Oman Arab Bank SAOG
- Company type: Public joint stock company
- Industry: Financial services; Insurance;
- Founded: 1 October 1984
- Headquarters: Al-Ghubra, Muscat, Oman
- Services: Retail banking; Corporate banking; Project finance;
- Net income: RO92.960 million (2019)
- Total assets: RO2.5 billion (2019)
- Parent: Arab Bank plc (49%);
- Website: www.oman-arabbank.com

= Oman Arab Bank =

Commercial bank in Oman

Oman Arab Bank (بنك عمان العربي) is a commercial bank in Oman, established in 1984. It is jointly owned by Arab Bank plc (49%), Oman International Development and Investment Company SAOG (31.63%) and other individual or corporate shareholders (19.37%).

== History ==
Oman Arab Bank was established in 1984.

In 2014, the bank launched its digital transformation strategy, enhancing its banking channels and services by employing the state-of-the-art technologies, promoting a culture of innovation and talent management, as well as providing added-value services through strategic partnerships. The CEO Abdul Qader Ahmed Askalan resigned in 2013.

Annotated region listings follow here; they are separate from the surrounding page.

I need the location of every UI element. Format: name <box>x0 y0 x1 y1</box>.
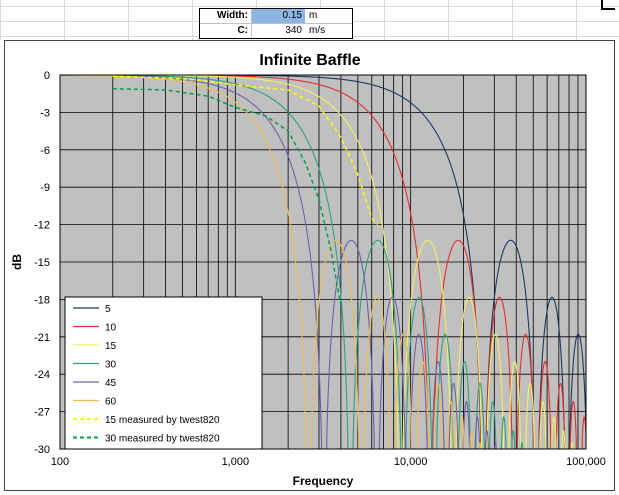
chart-title: Infinite Baffle <box>259 52 360 69</box>
y-tick-label: -27 <box>34 407 50 419</box>
series-line <box>112 87 342 306</box>
chart-area[interactable]: 0 -3 -6 -9 -12 -15 -18 -21 -24 -27 -30 100 1,000 10,0… <box>4 40 615 491</box>
legend-label: 30 <box>105 360 117 371</box>
x-tick-label: 10,000 <box>394 456 428 468</box>
width-unit: m <box>309 10 318 21</box>
legend-label: 10 <box>105 323 117 334</box>
corner-mark <box>601 0 615 10</box>
speed-unit: m/s <box>309 25 326 36</box>
y-tick-label: -15 <box>34 257 50 269</box>
series-line <box>112 75 379 226</box>
legend-label: 30 measured by twest820 <box>105 434 220 445</box>
speed-row: C: 340 m/s <box>200 23 352 38</box>
y-tick-label: -6 <box>40 145 50 157</box>
series-line <box>60 75 524 449</box>
legend-label: 60 <box>105 397 117 408</box>
y-tick-label: -30 <box>34 444 50 456</box>
x-tick-label: 100 <box>51 456 69 468</box>
y-tick-label: -12 <box>34 220 50 232</box>
legend-label: 5 <box>105 304 111 315</box>
legend-label: 45 <box>105 378 117 389</box>
legend-label: 15 measured by twest820 <box>105 415 220 426</box>
legend-box <box>64 296 263 450</box>
width-row: Width: 0.15 m <box>200 9 352 23</box>
y-tick-label: -21 <box>34 332 50 344</box>
plot-border <box>59 74 587 450</box>
legend[interactable]: 5 10 15 30 45 60 15 measured by twest820 30 mea… <box>64 296 263 450</box>
x-axis-label: Frequency <box>293 474 354 488</box>
y-tick-label: -24 <box>34 369 50 381</box>
legend-label: 15 <box>105 341 117 352</box>
x-tick-label: 100,000 <box>566 456 606 468</box>
parameters-table: Width: 0.15 m C: 340 m/s <box>199 8 353 39</box>
speed-label: C: <box>237 25 248 36</box>
y-tick-label: 0 <box>44 70 50 82</box>
speed-value-cell[interactable]: 340 <box>251 24 305 38</box>
y-tick-label: -9 <box>40 182 50 194</box>
y-tick-label: -18 <box>34 294 50 306</box>
y-tick-label: -3 <box>40 107 50 119</box>
y-axis-label: dB <box>10 254 24 270</box>
width-value-cell[interactable]: 0.15 <box>251 9 305 23</box>
width-label: Width: <box>216 10 248 21</box>
x-tick-label: 1,000 <box>222 456 250 468</box>
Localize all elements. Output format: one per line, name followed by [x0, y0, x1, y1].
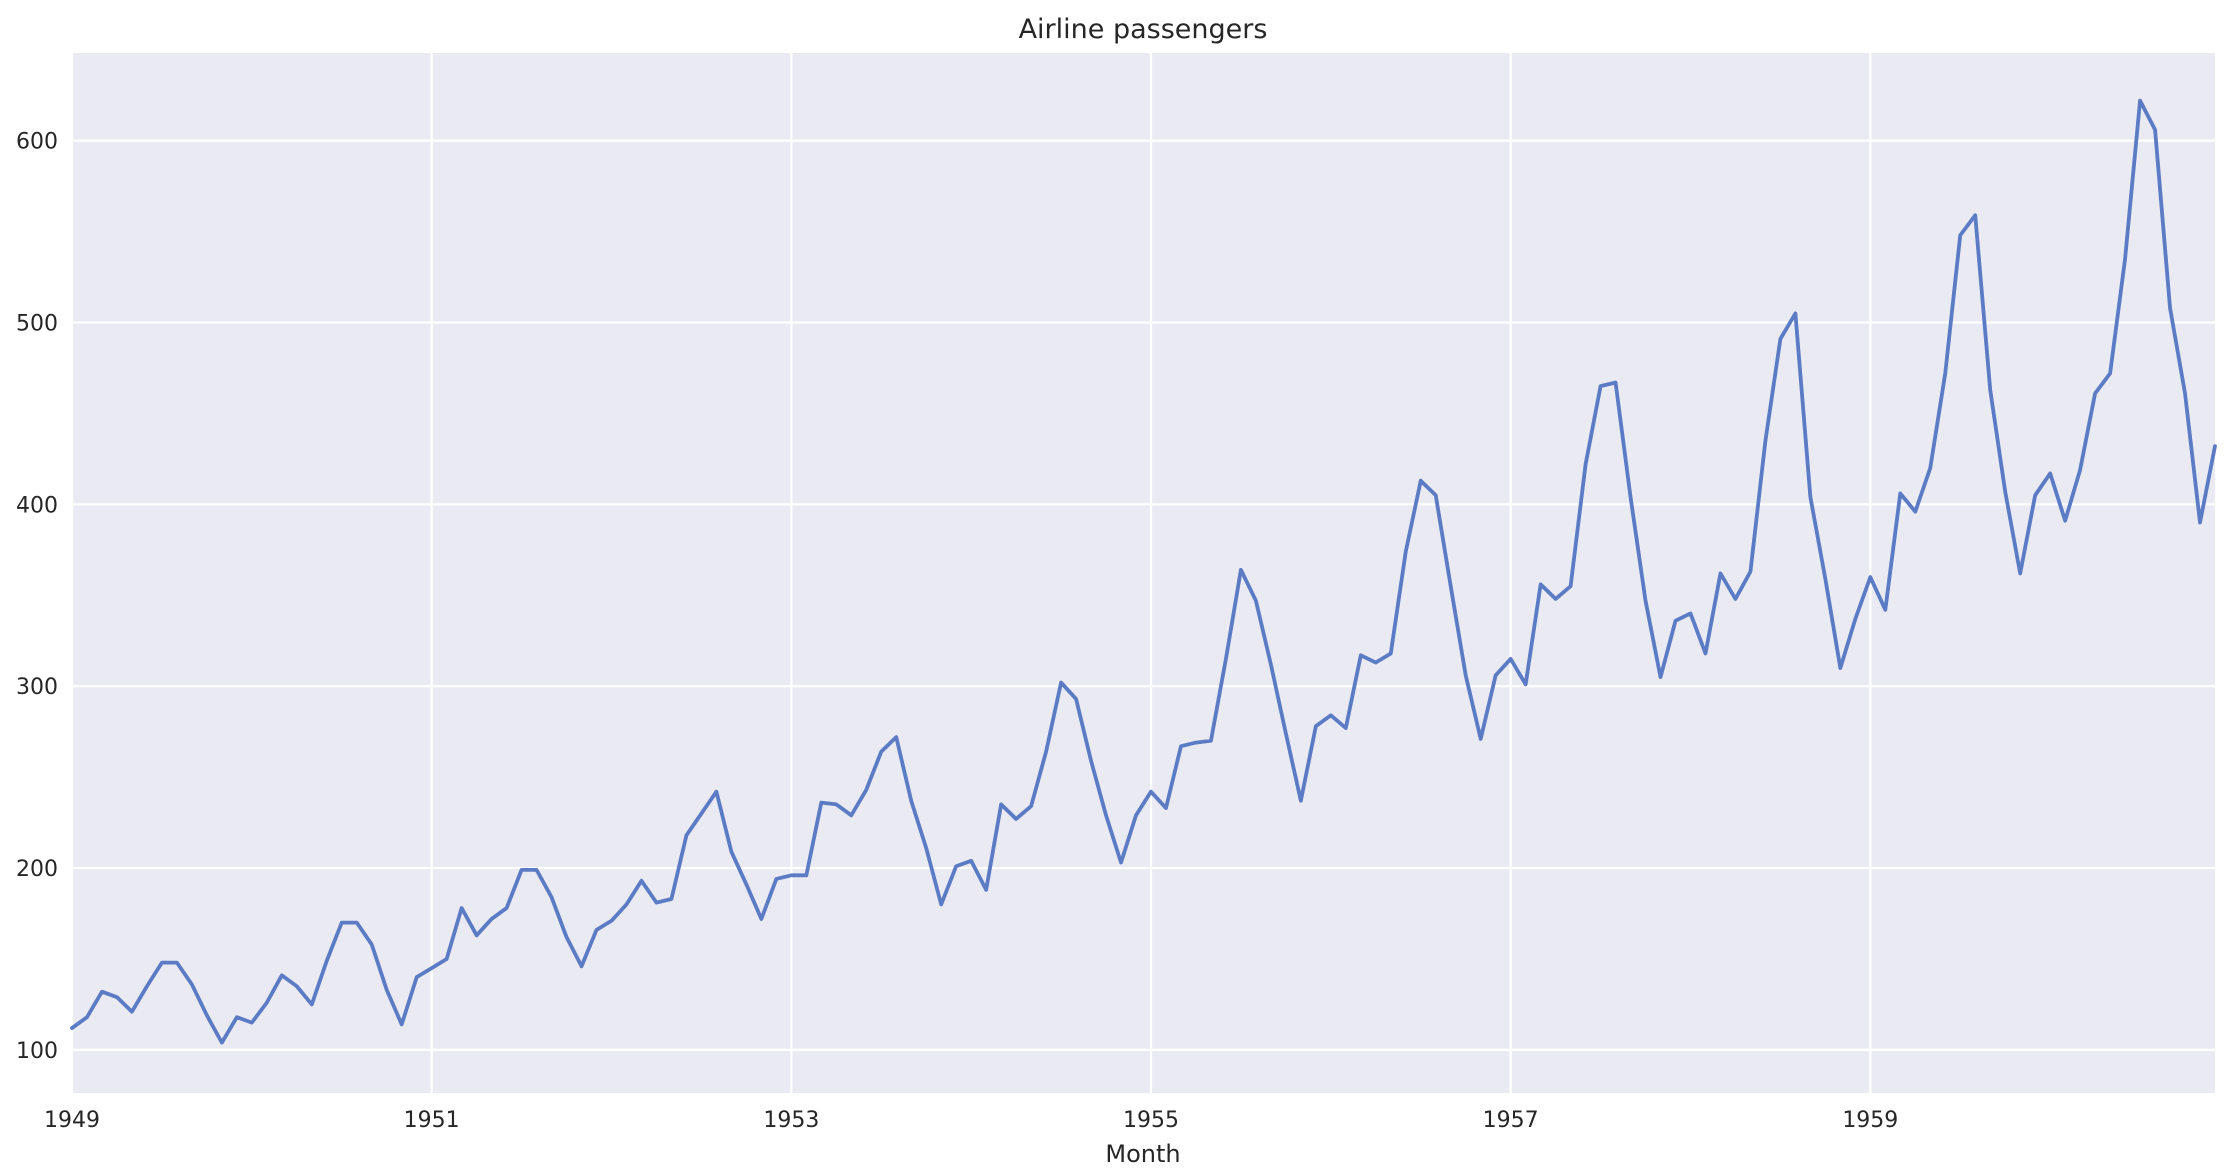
x-tick-label: 1953 — [763, 1108, 819, 1133]
x-tick-label: 1955 — [1123, 1108, 1179, 1133]
x-tick-label: 1949 — [44, 1108, 100, 1133]
plot-area — [72, 53, 2215, 1093]
x-tick-label: 1959 — [1842, 1108, 1898, 1133]
tick-labels: 100 200 300 400 500 600 1949 1951 1953 1955 1957 19… — [16, 130, 1898, 1133]
y-tick-label: 400 — [16, 493, 58, 518]
chart-title: Airline passengers — [1019, 14, 1268, 45]
grid-lines — [70, 53, 2215, 1093]
x-tick-label: 1957 — [1483, 1108, 1539, 1133]
y-tick-label: 200 — [16, 857, 58, 882]
x-axis-label: Month — [1105, 1140, 1180, 1168]
series-line — [70, 98, 2217, 1045]
x-tick-label: 1951 — [404, 1108, 460, 1133]
series-layer — [70, 98, 2217, 1045]
y-tick-label: 600 — [16, 130, 58, 155]
y-tick-label: 100 — [16, 1039, 58, 1064]
y-tick-label: 500 — [16, 312, 58, 337]
y-tick-label: 300 — [16, 675, 58, 700]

Oman Arab Bank has acquired 100% of Alizz Islamic Bank in June 2020 and merged its Al Yusr Islamic Banking window with Alizz Islamic Bank.

On July 6, 2020, Oman Arab Bank was transformed from a closed to a public joint stock company, with its shares listed on the Muscat Securities Market (MSM).

== Activities ==
Oman Arab Bank operates in the retail banking, corporate banking, project finance, investment banking, trade finance and Islamic banking sector.